The High Level Group assists the Commission in developing policies to improve the long-term competitiveness of the EU retail sector.
The Members of the High Level Group have been appointed in December 2013.
The European Retail Action Plan (ERAP) identified restrictions on establishment as an important obstacle to a more competitive retail sector. These restrictions are often introduced or maintained to try to ensure a balanced and sustainable territorial development. However the proportionality and effectiveness of the measures need also to be properly evaluated so as they do not inappropriately restrict retail establishment. As foreseen in the ERAP, the Commission is currently carrying out with the Member States a peer review of the national rules applying to retail establishment in order to identify best practices. The Commission is organising a workshop on 8th July to allow stakeholders (retailers, consumers, representative of local governments etc.) to express their views and discuss this key issue. Registrations are now closed.
On 31 January 2013 the Commission adopted a “Communication setting up a European Retail Action Plan”. This Communication proposes actions to achieve a single market in retail by addressing the key obstacles that hinder the smooth functioning of this sector. It will enhance the economic, environmental and social performance of the retail sector and ensure that it fully contributes to the goals of the Europe 2020 Strategy. As part of this Action Plan, the Commission also adopted a Green Paper on unfair trading practices in the business-to-business food and non-food supply chain in Europe.

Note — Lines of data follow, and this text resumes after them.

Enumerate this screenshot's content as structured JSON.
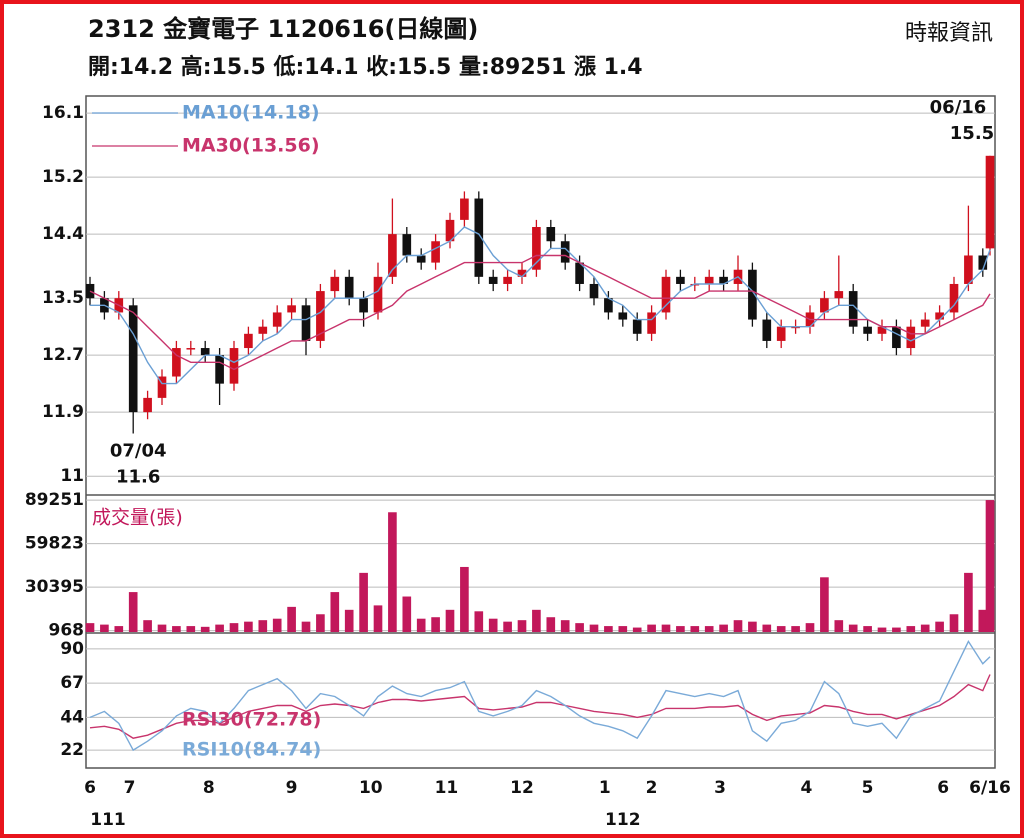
{
  "header": {
    "title": "2312  金寶電子 1120616(日線圖)",
    "source": "時報資訊",
    "quote": "開:14.2 高:15.5 低:14.1 收:15.5 量:89251 漲 1.4"
  },
  "chart_data": [
    {
      "type": "candlestick",
      "x": [
        0,
        4,
        8,
        12,
        16,
        20,
        24,
        28,
        32,
        36,
        40,
        44,
        48,
        52,
        56,
        60,
        64,
        68,
        72,
        76,
        80,
        84,
        88,
        92,
        96,
        100,
        104,
        108,
        112,
        116,
        120,
        124,
        128,
        132,
        136,
        140,
        144,
        148,
        152,
        156,
        160,
        164,
        168,
        172,
        176,
        180,
        184,
        188,
        192,
        196,
        200,
        204,
        208,
        212,
        216,
        220,
        224,
        228,
        232,
        236,
        240,
        244,
        248,
        250
      ],
      "open": [
        13.7,
        13.5,
        13.3,
        13.4,
        11.9,
        12.1,
        12.4,
        12.8,
        12.8,
        12.7,
        12.3,
        12.8,
        13.0,
        13.1,
        13.3,
        13.4,
        12.9,
        13.6,
        13.8,
        13.5,
        13.3,
        13.8,
        14.4,
        14.1,
        14.0,
        14.3,
        14.6,
        14.9,
        13.8,
        13.7,
        13.8,
        13.9,
        14.5,
        14.3,
        14.0,
        13.7,
        13.5,
        13.3,
        13.2,
        13.0,
        13.3,
        13.8,
        13.7,
        13.7,
        13.8,
        13.7,
        13.9,
        13.2,
        12.9,
        13.1,
        13.1,
        13.3,
        13.5,
        13.6,
        13.1,
        13.0,
        13.1,
        12.8,
        13.1,
        13.2,
        13.3,
        13.7,
        14.1,
        14.2
      ],
      "high": [
        13.8,
        13.6,
        13.6,
        13.5,
        12.2,
        12.5,
        12.9,
        12.9,
        12.9,
        12.8,
        12.9,
        13.1,
        13.2,
        13.4,
        13.5,
        13.5,
        13.7,
        13.9,
        13.9,
        13.6,
        14.0,
        14.9,
        14.5,
        14.2,
        14.4,
        14.7,
        15.0,
        15.0,
        13.9,
        13.9,
        14.0,
        14.6,
        14.6,
        14.4,
        14.1,
        13.8,
        13.6,
        13.4,
        13.3,
        13.4,
        13.9,
        13.9,
        13.8,
        13.9,
        13.9,
        14.1,
        14.0,
        13.3,
        13.2,
        13.2,
        13.4,
        13.6,
        14.1,
        13.7,
        13.2,
        13.2,
        13.2,
        13.2,
        13.3,
        13.4,
        13.8,
        14.8,
        14.2,
        15.5
      ],
      "low": [
        13.4,
        13.2,
        13.2,
        11.6,
        11.8,
        12.0,
        12.3,
        12.7,
        12.6,
        12.0,
        12.2,
        12.7,
        12.9,
        13.0,
        13.2,
        12.7,
        12.8,
        13.5,
        13.4,
        13.1,
        13.2,
        13.7,
        14.0,
        13.9,
        13.9,
        14.2,
        14.5,
        13.7,
        13.6,
        13.6,
        13.7,
        13.8,
        14.2,
        13.9,
        13.6,
        13.4,
        13.2,
        13.1,
        12.9,
        12.9,
        13.2,
        13.6,
        13.6,
        13.6,
        13.6,
        13.6,
        13.1,
        12.8,
        12.8,
        13.0,
        13.0,
        13.2,
        13.4,
        13.0,
        12.9,
        12.9,
        12.7,
        12.7,
        13.0,
        13.1,
        13.2,
        13.6,
        13.8,
        14.1
      ],
      "close": [
        13.5,
        13.3,
        13.5,
        11.9,
        12.1,
        12.4,
        12.8,
        12.8,
        12.7,
        12.3,
        12.8,
        13.0,
        13.1,
        13.3,
        13.4,
        12.9,
        13.6,
        13.8,
        13.5,
        13.3,
        13.8,
        14.4,
        14.1,
        14.0,
        14.3,
        14.6,
        14.9,
        13.8,
        13.7,
        13.8,
        13.9,
        14.5,
        14.3,
        14.0,
        13.7,
        13.5,
        13.3,
        13.2,
        13.0,
        13.3,
        13.8,
        13.7,
        13.7,
        13.8,
        13.7,
        13.9,
        13.2,
        12.9,
        13.1,
        13.1,
        13.3,
        13.5,
        13.6,
        13.1,
        13.0,
        13.1,
        12.8,
        13.1,
        13.2,
        13.3,
        13.7,
        14.1,
        13.9,
        15.5
      ],
      "up_color": "#d0101e",
      "down_color": "#111111",
      "series": [
        {
          "name": "MA10(14.18)",
          "color": "#6a9fd4",
          "values": [
            13.4,
            13.4,
            13.3,
            13.0,
            12.6,
            12.3,
            12.3,
            12.5,
            12.7,
            12.7,
            12.6,
            12.7,
            12.9,
            13.0,
            13.2,
            13.2,
            13.3,
            13.5,
            13.5,
            13.5,
            13.6,
            13.9,
            14.1,
            14.1,
            14.2,
            14.3,
            14.5,
            14.4,
            14.1,
            13.9,
            13.8,
            14.0,
            14.2,
            14.2,
            14.0,
            13.8,
            13.5,
            13.4,
            13.2,
            13.2,
            13.4,
            13.6,
            13.7,
            13.7,
            13.7,
            13.8,
            13.6,
            13.3,
            13.1,
            13.1,
            13.1,
            13.3,
            13.4,
            13.4,
            13.2,
            13.1,
            13.0,
            12.9,
            13.0,
            13.2,
            13.4,
            13.7,
            13.9,
            14.18
          ]
        },
        {
          "name": "MA30(13.56)",
          "color": "#c8346c",
          "values": [
            13.6,
            13.5,
            13.4,
            13.3,
            13.1,
            12.9,
            12.7,
            12.6,
            12.6,
            12.6,
            12.5,
            12.6,
            12.7,
            12.8,
            12.9,
            12.9,
            13.0,
            13.1,
            13.2,
            13.2,
            13.3,
            13.4,
            13.6,
            13.7,
            13.8,
            13.9,
            14.0,
            14.0,
            14.0,
            14.0,
            14.0,
            14.1,
            14.1,
            14.1,
            14.0,
            13.9,
            13.8,
            13.7,
            13.6,
            13.5,
            13.5,
            13.5,
            13.5,
            13.6,
            13.6,
            13.6,
            13.6,
            13.5,
            13.4,
            13.3,
            13.2,
            13.2,
            13.2,
            13.2,
            13.2,
            13.1,
            13.1,
            13.0,
            13.0,
            13.1,
            13.2,
            13.3,
            13.4,
            13.56
          ]
        }
      ],
      "annotations": [
        {
          "date": "07/04",
          "value": 11.6,
          "x": 12
        },
        {
          "date": "06/16",
          "value": 15.5,
          "x": 250
        }
      ],
      "xlim": [
        0,
        250
      ],
      "ylim": [
        10.75,
        16.34
      ],
      "yticks": [
        11.0,
        11.9,
        12.7,
        13.5,
        14.4,
        15.2,
        16.1
      ],
      "grid": true
    },
    {
      "type": "bar",
      "x": [
        0,
        4,
        8,
        12,
        16,
        20,
        24,
        28,
        32,
        36,
        40,
        44,
        48,
        52,
        56,
        60,
        64,
        68,
        72,
        76,
        80,
        84,
        88,
        92,
        96,
        100,
        104,
        108,
        112,
        116,
        120,
        124,
        128,
        132,
        136,
        140,
        144,
        148,
        152,
        156,
        160,
        164,
        168,
        172,
        176,
        180,
        184,
        188,
        192,
        196,
        200,
        204,
        208,
        212,
        216,
        220,
        224,
        228,
        232,
        236,
        240,
        244,
        248,
        250
      ],
      "series": [
        {
          "name": "成交量(張)",
          "color": "#c2185b",
          "values": [
            6000,
            5000,
            4000,
            27000,
            8000,
            5000,
            4000,
            4000,
            3500,
            5000,
            6000,
            7000,
            8000,
            9000,
            17000,
            7000,
            12000,
            27000,
            15000,
            40000,
            18000,
            81000,
            24000,
            9000,
            10000,
            15000,
            44000,
            14000,
            9000,
            7000,
            8000,
            15000,
            10000,
            8000,
            6000,
            5000,
            4000,
            4000,
            3000,
            5000,
            5000,
            4000,
            4000,
            4000,
            5000,
            8000,
            7000,
            5000,
            4000,
            4000,
            6000,
            37000,
            8000,
            5000,
            4000,
            3000,
            3000,
            4000,
            5000,
            7000,
            12000,
            40000,
            15000,
            89251
          ]
        }
      ],
      "xlim": [
        0,
        250
      ],
      "ylim": [
        0,
        92000
      ],
      "yticks": [
        968,
        30395,
        59823,
        89251
      ],
      "grid": true
    },
    {
      "type": "line",
      "x": [
        0,
        4,
        8,
        12,
        16,
        20,
        24,
        28,
        32,
        36,
        40,
        44,
        48,
        52,
        56,
        60,
        64,
        68,
        72,
        76,
        80,
        84,
        88,
        92,
        96,
        100,
        104,
        108,
        112,
        116,
        120,
        124,
        128,
        132,
        136,
        140,
        144,
        148,
        152,
        156,
        160,
        164,
        168,
        172,
        176,
        180,
        184,
        188,
        192,
        196,
        200,
        204,
        208,
        212,
        216,
        220,
        224,
        228,
        232,
        236,
        240,
        244,
        248,
        250
      ],
      "series": [
        {
          "name": "RSI30(72.78)",
          "color": "#c8346c",
          "values": [
            37,
            38,
            36,
            30,
            32,
            36,
            40,
            42,
            42,
            40,
            44,
            48,
            50,
            52,
            52,
            48,
            52,
            53,
            52,
            50,
            54,
            56,
            56,
            55,
            56,
            57,
            58,
            50,
            49,
            50,
            51,
            54,
            54,
            52,
            50,
            48,
            47,
            46,
            44,
            46,
            50,
            50,
            50,
            51,
            51,
            52,
            46,
            42,
            45,
            46,
            47,
            52,
            51,
            48,
            46,
            46,
            43,
            46,
            49,
            52,
            58,
            66,
            62,
            72.78
          ]
        },
        {
          "name": "RSI10(84.74)",
          "color": "#7aaad8",
          "values": [
            44,
            48,
            40,
            22,
            28,
            35,
            45,
            50,
            48,
            40,
            50,
            62,
            66,
            70,
            62,
            50,
            60,
            58,
            52,
            45,
            58,
            65,
            60,
            58,
            62,
            64,
            68,
            48,
            45,
            48,
            52,
            62,
            58,
            52,
            45,
            40,
            38,
            35,
            30,
            45,
            62,
            60,
            58,
            60,
            58,
            62,
            35,
            28,
            40,
            42,
            48,
            68,
            60,
            40,
            38,
            40,
            30,
            45,
            50,
            55,
            75,
            95,
            80,
            84.74
          ]
        }
      ],
      "xlim": [
        0,
        250
      ],
      "ylim": [
        10,
        100
      ],
      "yticks": [
        22,
        44,
        67,
        90
      ],
      "grid": true,
      "xticks": [
        {
          "value": 0,
          "label": "6"
        },
        {
          "value": 11,
          "label": "7"
        },
        {
          "value": 33,
          "label": "8"
        },
        {
          "value": 56,
          "label": "9"
        },
        {
          "value": 78,
          "label": "10"
        },
        {
          "value": 99,
          "label": "11"
        },
        {
          "value": 120,
          "label": "12"
        },
        {
          "value": 143,
          "label": "1"
        },
        {
          "value": 156,
          "label": "2"
        },
        {
          "value": 175,
          "label": "3"
        },
        {
          "value": 199,
          "label": "4"
        },
        {
          "value": 216,
          "label": "5"
        },
        {
          "value": 237,
          "label": "6"
        },
        {
          "value": 250,
          "label": "6/16"
        }
      ],
      "year_labels": [
        {
          "value": 0,
          "label": "111"
        },
        {
          "value": 143,
          "label": "112"
        }
      ]
    }
  ]
}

Communication tackling unfair trading practices (UTPs) in the business-to-business food supply chain
The Communication on unfair trading practices (UTPs) in the food supply chain is addressed to stakeholders and Member States. It acknowledges the potential of voluntary frameworks, in particular the Supply Chain Initiative launched in September 2013, and encourages all market operators to join the initiative and its national platforms. The Communication also encourages Member States to examine whether their current national regulatory frameworks are appropriate to address UTPs and to assess the effectiveness and credibility of their available mechanisms for the enforcement of rules against UTPs.
Study on the legal framework covering business-to-business unfair trading practices in the retail supply chain – 11.07.2014
(The study represents solely the opinion of the authors.)
Green Paper on unfair trading practices in the business-to-business food and non-food supply chain in Europe – 31.01.2013
This Green Paper makes an initial assessment of the problems posed by unfair trading practices in business-to-business relationships along the retail supply chain, including the lack of efficient enforcement of existing national rules and the resulting impact on the Single Market. The objective of the Green Paper was to launch a consultation with stakeholders on this analysis and to identify possible next steps in addressing the problem.
Workshops: Towards an European Retail Action Plan – February-March 2012
The aim of the workshops was to bring together interested parties to discuss the future of retail services in Europe and the need for a European Retail Action Plan.
- Minutes of the third workshop (30.03.2012)
- Minutes of the second workshop (02.03.2012)
- Minutes of the first workshop (03.02.2012)
European Parliament resolution on a more efficient and fairer retail market – 05.07.2011
Report on the EBTP questionnaire on unfair business to business trading practices – 15.02.2011
Retail Market Monitoring: Report on barriers hampering more efficient and fairer retail services in Europe – 05.07.2010
The report and the accompanying Commission staff working document provide factual and comprehensive analysis of the EU retail sector so as to identify possible market malfunctioning.
A public consultation was also launched following the adoption of this report.
Communication on a better functioning food supply chain in Europe – October 2009
The sharp decline in agricultural commodity prices alongside persistently high consumer food prices has raised concerns on the efficiency of this crucial sector of the European economy. The Communication proposes concrete policy actions at Member States and EU levels to improve the functioning of the food supply chain in Europe.
Communication on Food prices in Europe – 09.12.2008
Between 2007 and summer 2008 the prices of agricultural products such as cereals and milk increased at an exceptionally high speed. This price increase was largely reflected in higher prices for food. As a result the purchasing power of the average European household declined by around 1%, with low income household being hit even harder. In light of this, the European Council asked the European Commission to investigate the causes of this surge in food prices.
In December 2008 the Commission adopted a Communication on Food Prices in Europe.